Tuesday, June 30, 2015

Exchange 2010 OWA Search Broken, 0x80041606

Customer with two Exchange 2010 servers, one Hub/CAS and one Mailbox server. Users started receiving an error when searching in OWA: "The action couldn’t be completed. Please try again". I was told that this happened after a power failure (and bad backup batteries), so it sounded like something was corrupted.
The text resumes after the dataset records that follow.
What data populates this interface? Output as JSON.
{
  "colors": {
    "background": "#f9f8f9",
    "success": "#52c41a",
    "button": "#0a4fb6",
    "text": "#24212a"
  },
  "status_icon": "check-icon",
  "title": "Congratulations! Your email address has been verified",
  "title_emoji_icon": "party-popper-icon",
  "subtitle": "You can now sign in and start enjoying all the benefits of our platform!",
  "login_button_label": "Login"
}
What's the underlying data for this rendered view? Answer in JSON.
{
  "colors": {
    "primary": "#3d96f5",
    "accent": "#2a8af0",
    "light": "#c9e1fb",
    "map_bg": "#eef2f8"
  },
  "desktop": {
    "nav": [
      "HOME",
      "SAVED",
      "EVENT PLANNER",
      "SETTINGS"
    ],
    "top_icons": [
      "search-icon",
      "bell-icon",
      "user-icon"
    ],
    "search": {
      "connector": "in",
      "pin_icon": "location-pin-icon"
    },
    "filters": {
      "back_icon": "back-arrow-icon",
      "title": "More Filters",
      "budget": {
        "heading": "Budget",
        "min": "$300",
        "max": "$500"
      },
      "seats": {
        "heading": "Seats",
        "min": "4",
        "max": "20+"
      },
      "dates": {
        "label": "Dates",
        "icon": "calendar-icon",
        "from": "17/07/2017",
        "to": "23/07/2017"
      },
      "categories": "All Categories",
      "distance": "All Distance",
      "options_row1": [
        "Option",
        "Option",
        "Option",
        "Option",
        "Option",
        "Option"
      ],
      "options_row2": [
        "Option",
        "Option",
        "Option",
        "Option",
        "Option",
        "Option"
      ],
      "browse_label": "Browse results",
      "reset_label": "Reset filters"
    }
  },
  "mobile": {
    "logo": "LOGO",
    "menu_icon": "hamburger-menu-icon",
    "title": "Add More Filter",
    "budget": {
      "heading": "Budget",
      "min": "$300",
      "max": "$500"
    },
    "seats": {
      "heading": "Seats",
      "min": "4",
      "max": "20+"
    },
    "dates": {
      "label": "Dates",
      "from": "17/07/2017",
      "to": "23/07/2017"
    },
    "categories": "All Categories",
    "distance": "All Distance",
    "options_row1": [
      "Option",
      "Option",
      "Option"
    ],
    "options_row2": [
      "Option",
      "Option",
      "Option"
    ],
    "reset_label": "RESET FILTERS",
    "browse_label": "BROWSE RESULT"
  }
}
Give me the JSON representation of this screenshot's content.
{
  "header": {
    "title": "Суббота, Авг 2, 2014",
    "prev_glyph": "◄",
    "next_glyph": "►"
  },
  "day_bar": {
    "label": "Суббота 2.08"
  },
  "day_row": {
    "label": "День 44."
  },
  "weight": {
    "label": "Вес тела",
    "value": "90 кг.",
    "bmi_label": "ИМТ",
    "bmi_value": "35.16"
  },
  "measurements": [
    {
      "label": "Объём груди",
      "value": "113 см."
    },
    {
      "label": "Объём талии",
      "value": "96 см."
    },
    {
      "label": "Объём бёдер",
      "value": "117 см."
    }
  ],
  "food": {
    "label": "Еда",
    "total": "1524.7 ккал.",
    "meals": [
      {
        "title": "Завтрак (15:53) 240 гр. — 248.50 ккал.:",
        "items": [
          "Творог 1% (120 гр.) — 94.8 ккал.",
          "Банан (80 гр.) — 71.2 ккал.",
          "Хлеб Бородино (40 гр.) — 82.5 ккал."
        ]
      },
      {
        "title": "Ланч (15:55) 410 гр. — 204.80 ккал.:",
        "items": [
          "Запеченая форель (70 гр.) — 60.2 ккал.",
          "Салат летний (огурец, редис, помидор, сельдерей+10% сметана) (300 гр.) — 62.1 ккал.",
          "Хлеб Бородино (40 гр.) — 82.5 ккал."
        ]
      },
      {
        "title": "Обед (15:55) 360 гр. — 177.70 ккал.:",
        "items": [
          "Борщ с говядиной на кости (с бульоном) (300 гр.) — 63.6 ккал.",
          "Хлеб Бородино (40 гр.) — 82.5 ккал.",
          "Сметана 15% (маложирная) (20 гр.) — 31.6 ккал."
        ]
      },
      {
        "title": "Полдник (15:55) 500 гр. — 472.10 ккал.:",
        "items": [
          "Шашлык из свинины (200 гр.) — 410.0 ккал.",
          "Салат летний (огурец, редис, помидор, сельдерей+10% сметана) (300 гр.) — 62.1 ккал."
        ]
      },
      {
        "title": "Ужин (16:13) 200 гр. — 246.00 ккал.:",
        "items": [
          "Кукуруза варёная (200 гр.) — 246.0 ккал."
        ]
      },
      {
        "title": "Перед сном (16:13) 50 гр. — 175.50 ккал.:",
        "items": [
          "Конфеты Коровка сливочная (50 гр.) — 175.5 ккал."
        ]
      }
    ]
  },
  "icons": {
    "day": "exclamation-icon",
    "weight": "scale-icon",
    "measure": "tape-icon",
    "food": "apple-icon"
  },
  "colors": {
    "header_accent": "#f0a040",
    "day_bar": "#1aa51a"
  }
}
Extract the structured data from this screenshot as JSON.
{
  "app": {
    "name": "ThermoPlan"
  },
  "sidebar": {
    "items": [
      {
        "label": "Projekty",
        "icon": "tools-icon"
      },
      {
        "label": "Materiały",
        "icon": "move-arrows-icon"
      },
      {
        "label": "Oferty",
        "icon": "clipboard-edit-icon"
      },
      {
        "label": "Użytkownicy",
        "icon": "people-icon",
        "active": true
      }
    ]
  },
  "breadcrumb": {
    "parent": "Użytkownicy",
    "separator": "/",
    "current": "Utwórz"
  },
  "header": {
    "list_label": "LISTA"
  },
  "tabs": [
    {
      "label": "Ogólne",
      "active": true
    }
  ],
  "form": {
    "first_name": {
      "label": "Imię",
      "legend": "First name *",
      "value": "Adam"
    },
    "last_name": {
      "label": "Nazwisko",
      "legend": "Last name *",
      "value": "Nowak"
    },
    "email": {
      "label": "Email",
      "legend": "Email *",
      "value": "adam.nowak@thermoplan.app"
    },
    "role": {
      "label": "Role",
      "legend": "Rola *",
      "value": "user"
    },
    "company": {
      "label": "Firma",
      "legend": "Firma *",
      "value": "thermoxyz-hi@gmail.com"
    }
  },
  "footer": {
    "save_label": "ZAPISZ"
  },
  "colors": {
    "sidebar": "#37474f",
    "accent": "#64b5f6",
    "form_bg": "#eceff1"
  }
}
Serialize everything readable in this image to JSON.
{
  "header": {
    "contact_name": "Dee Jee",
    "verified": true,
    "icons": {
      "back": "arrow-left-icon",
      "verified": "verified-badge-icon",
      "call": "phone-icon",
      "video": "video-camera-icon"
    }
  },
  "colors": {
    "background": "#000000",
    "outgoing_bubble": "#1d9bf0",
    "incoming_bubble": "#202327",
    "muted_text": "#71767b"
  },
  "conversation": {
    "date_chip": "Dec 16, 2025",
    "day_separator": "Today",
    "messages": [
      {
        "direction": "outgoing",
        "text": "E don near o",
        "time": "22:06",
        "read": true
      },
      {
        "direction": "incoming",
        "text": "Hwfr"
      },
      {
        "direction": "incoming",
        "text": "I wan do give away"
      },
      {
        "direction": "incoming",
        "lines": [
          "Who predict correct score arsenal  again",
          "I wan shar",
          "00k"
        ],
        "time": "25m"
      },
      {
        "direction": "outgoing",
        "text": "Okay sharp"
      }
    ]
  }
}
The event viewer was also logging an error:
Content Indexing function 'CISearch::EcGetRowsetAndAccessor' received an unusual and unexpected error code from MSSearch.
Mailbox Database: Operations Database 1 
Error Code: 0x80041606

Rebuild the Content Indexes

This was my first step, i took the easy route of stopping the Microsoft Exchange Search Indexer service and deleting the catalogs. These folders are located in every mailbox database folder and start with CatalogData. It is perfectly safe to delete these and then start the service again. After starting the service you will see event viewer entries indicating that it is rebuilding the indexes. You can also run the PowerShell command Get-MailboxDatabaseCopyStatus to see the status. The ContentIndexState column will indicate whether it's Crawling or Healthy.

Repair Symlinks

I saw plenty of articles indicating that the symlinks needed to be repaired, this did nothing.

Reinstall Filter Pack

Ultimately the solution was to reinstall the Microsoft Office Filter Pack on the Mailbox server. This did require a reboot (and yes, I tested it prior to rebooting). Afterwards the search was working as expected.

Thursday, June 18, 2015

550 can't access file, 0xc0000427, and STATUS_FILE_SYSTEM_LIMITATION

The problem:

This is a problem i ran into when uploading large backup files (~1 TB) via FTP. I am running FileZilla FTP Server, and was also using the FileZilla FTP Client. Due to the connection speed these uploads were taking multiple days, and at certain points the transfers had to be resumed. After a certain point, on the largest files i started getting an error of 550 can't access file. This didn't make much sense to me, as there was no chance of a permissions issue or that something else was using the file. I restarted the FTP service and eventually even rebooted the server but the issue persisted.


Tracking down the cause:

I ended up running Procmon on the FTP Server service to see what it was doing that was causing the error. This actually gave me an error code on WriteFile which i was able to to follow.



What is actually wrong:

So now i have an error 0xc0000427 which translates to STATUS_FILE_SYSTEM_LIMITATION, an NTFS error. Unfortunately this is not as simple as filesystem damage or path length too long. I found this blog post from a Microsoft Engineer that, while it doesn't mention this issue, pointed me in the right direction. Basically when you upload a large file via FileZilla FTP Server, it doesn't allocate the space ahead of time, it just grows the file as needed. What this ends up doing is creating an extremely fragmented file. Growing it in this fashion will fill up the NTFS Attribute List for the file, eventually making it so no new child entries can be added. When this happens, any write attempts outside the allocated space will produce the 0xc0000427 error.


Fixing it:

So now I know what's wrong, how do i fix it? Well, Microsoft released a hotfix for Server 2008 R2 and earlier that patches ntfs.sys to support 4Kb Base Records instead of the current 1KB limit. The Base Record contains the Attribute List, so this allows it to grow larger to support... well... heavily fragmented files. The typical reason that people run into this limit are SQL database and VHD(x) files, since they by design have to grow at a steady pace. So that's great, but what do i do to fix it? Well, this hotfix supposedly is included as of Server 2012 R2, but even with that to leverage the 4KB Base Record size you have to format the entire volume with the /L switch. That's useless to me, as i'm not going to offload 20TB of data in order to do this. The article also mentions that running a defrag will not clean this up, as it will just move the fragments to be contiguous but not collapse the Attribute Lists.


TLDR:

The actual fix is so stupidly simple, yet i probably would not have thought to try it if I didn't understand the problem. Just create a copy of the file on the server, delete the old one, rename the copied version. There, that's it. Since it already knows the size of the file, it will allocate it at the full size, bypassing most fragmentation.